Cauliflower is my favorite vegetable. There’s simply no contest. I am amazed at its versatility. It is so much more than just a bunch of boiled white florets. Cauliflower puree is nothing short of luxurious and is the perfect bed for a perfectly grilled steak. Roasted cauliflower tossed in parmesan cheese and herbs is a snack-able treat. Pureed cauliflower serves as a perfect and healthy base to any cream soup. Pizza crust. Breadsticks. Cauliflower rice. The possibilities are endless.
It’s a rare treat when I can share a recipe with you that includes so many of my favorite ingredients and products rolled into one dish. But that is exactly what has happened here. Keep in mind, I have NOT received any product or compensation from these companies. I just really love them. They are regulars in my kitchen, and I am glad to give them a shout out.
Cauliflower rice is a wildly popular ingredient these days. But for this recipe I’ve decided to take things a bit further and processed my cauliflower down to a fine grain couscous. It is uncanny how closely cauliflower couscous resembles regular couscous in size, texture, and taste. My kids were completely fooled. They simply could not believe what they were eating was cauliflower.
One thing that makes this couscous so tasty is the fact that I roasted the cauliflower florets prior to processing them. Roasting vegetables brings out all of their natural goodness. I really went back and forth about adding this extra step, but believe me, it is worth it.
Now it was time to transform this cauliflower couscous. I opted for a classic flavor profile: Caprese. Diced red onion, mozzarella, fresh basil, and a colorful array of miniature tomatoes (I have zero will power with Sunset’s Wild Wonders tomatoes – they are insanely delicious) find the perfect home in this salad.

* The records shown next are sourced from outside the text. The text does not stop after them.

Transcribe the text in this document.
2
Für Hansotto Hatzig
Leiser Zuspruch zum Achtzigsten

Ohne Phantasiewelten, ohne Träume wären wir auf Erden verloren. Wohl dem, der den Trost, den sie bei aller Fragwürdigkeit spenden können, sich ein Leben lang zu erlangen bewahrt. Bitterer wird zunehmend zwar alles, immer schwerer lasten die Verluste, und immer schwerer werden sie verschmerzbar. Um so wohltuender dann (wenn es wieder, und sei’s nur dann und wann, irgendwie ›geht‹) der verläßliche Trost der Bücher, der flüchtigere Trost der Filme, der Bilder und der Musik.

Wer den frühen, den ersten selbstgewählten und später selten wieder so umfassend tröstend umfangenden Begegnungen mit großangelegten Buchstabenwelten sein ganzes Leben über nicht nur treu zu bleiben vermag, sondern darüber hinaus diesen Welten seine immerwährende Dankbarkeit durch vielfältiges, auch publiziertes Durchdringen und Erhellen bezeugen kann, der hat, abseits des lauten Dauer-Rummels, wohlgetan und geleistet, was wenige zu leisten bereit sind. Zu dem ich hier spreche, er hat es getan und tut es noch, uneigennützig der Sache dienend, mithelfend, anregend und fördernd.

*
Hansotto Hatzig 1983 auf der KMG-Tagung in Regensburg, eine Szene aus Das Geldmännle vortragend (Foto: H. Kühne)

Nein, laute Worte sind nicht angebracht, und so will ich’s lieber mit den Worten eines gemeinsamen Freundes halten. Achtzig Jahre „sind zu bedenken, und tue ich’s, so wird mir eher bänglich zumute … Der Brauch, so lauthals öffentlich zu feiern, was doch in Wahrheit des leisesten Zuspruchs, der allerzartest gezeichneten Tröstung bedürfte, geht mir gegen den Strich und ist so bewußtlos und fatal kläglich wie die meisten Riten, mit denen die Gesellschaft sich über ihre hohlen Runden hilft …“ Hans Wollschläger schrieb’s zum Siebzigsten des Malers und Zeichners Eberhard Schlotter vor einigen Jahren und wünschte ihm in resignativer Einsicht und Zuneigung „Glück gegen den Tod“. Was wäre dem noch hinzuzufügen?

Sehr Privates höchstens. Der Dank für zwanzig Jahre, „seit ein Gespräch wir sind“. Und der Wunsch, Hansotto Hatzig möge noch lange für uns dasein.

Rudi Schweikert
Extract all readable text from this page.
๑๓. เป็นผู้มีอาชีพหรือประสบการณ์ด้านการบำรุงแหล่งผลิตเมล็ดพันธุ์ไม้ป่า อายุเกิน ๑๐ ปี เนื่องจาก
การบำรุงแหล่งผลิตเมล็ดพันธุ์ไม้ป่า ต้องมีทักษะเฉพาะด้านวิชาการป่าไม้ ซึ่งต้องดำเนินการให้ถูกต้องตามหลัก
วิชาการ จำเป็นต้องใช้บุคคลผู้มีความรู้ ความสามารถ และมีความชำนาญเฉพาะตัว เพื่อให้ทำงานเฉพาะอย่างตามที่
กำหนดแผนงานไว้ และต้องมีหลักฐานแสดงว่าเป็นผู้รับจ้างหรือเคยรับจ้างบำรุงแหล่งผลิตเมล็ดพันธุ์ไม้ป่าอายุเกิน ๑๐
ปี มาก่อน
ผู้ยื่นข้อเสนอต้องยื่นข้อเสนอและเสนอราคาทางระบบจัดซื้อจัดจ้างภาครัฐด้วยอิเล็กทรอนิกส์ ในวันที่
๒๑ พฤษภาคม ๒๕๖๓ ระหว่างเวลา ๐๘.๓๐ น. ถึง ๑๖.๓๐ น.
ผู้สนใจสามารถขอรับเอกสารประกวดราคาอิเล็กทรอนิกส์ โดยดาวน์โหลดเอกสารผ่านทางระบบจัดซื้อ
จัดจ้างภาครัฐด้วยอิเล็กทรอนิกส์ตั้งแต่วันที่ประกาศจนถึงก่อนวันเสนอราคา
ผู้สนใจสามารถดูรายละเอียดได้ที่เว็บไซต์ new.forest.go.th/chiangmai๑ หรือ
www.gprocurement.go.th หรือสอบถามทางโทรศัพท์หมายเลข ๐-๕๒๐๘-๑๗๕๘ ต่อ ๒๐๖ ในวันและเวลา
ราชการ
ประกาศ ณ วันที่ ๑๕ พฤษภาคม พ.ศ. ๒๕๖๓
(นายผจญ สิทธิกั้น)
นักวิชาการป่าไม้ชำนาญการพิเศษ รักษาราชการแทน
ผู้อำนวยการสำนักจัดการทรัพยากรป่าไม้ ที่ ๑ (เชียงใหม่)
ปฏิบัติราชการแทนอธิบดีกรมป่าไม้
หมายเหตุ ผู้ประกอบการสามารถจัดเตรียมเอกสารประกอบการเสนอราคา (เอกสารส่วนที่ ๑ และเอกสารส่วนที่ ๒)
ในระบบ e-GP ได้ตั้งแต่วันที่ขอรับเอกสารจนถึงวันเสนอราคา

I opted to add grilled chicken to the mix as well.
The final element of this recipe that brings everything together is the vinaigrette. I combined avocado oil with golden balsamic vinegar then filled it with dried Italian herbs and my favorite spice blend from Healthy Solutions Spice Blends: Ultimate Burger. You may ask, “What in the world is a burger blend doing in a Caprese salad?” This particular blend is filled with dried bell peppers, onions, and other spices that actually compliment the salad perfectly.
The final dish is colorful, flavorful, healthful, and just plain addicting.
2 large heads of fresh cauliflower, florets removed (yielding about 12 cups)
1/4 cup avocado oil (mild olive oil may be a substitute)
1 & 1/2 cup finely diced red onion
3 cups finely diced cooked, grilled chicken breasts
16 oz. skim milk (or fat free) mozzarella cheese, cut into small cubes
1/2 cup very tightly packed, freshly chopped basil leaves
3 cups diced fresh tomatoes (I prefer to use a mixture of small, colorful grape/cherry size tomatoes – opt for some yellow, red, and orange varieties)
1/2 cup avocado oil (can use olive oil as a substitute)
1/3 cup + 2 Tablespoons white balsamic vinegar
4 Tablespoons dried Italian seasoning
3/4 teaspoon sea salt
1/4 teaspoon ground black pepper
Remove the cauliflower florets from the cauliflower heads. Place the florets into a large resealable plastic bag. Pour 1/4 cup of avocado oil into the bag. Seal and shake to coat.
Place the florets onto a baking sheet lined with parchment paper (you may need 2 small sheets or one large). Roast in a 400 degree oven for 20 minutes. Flip the cauliflower over at the half way cooking point.
Allow the cauliflower to cool for 10 minutes. Place the florets into a food processor in 2 batches. Pulse until the cauliflower breaks down into very small pieces that resemble couscous. Place into a very large bowl.
Stir in the diced red onion, diced cooked chicken breast, chopped basil leaves, and diced tomatoes.
Place all of the ingredients for the dressing into a jar with a tight fitted lid. Secure the lid and shake vigorously to emulsify. Pour the dressing into the couscous and stir to incorporate. You may serve immediately or cover and chill before serving.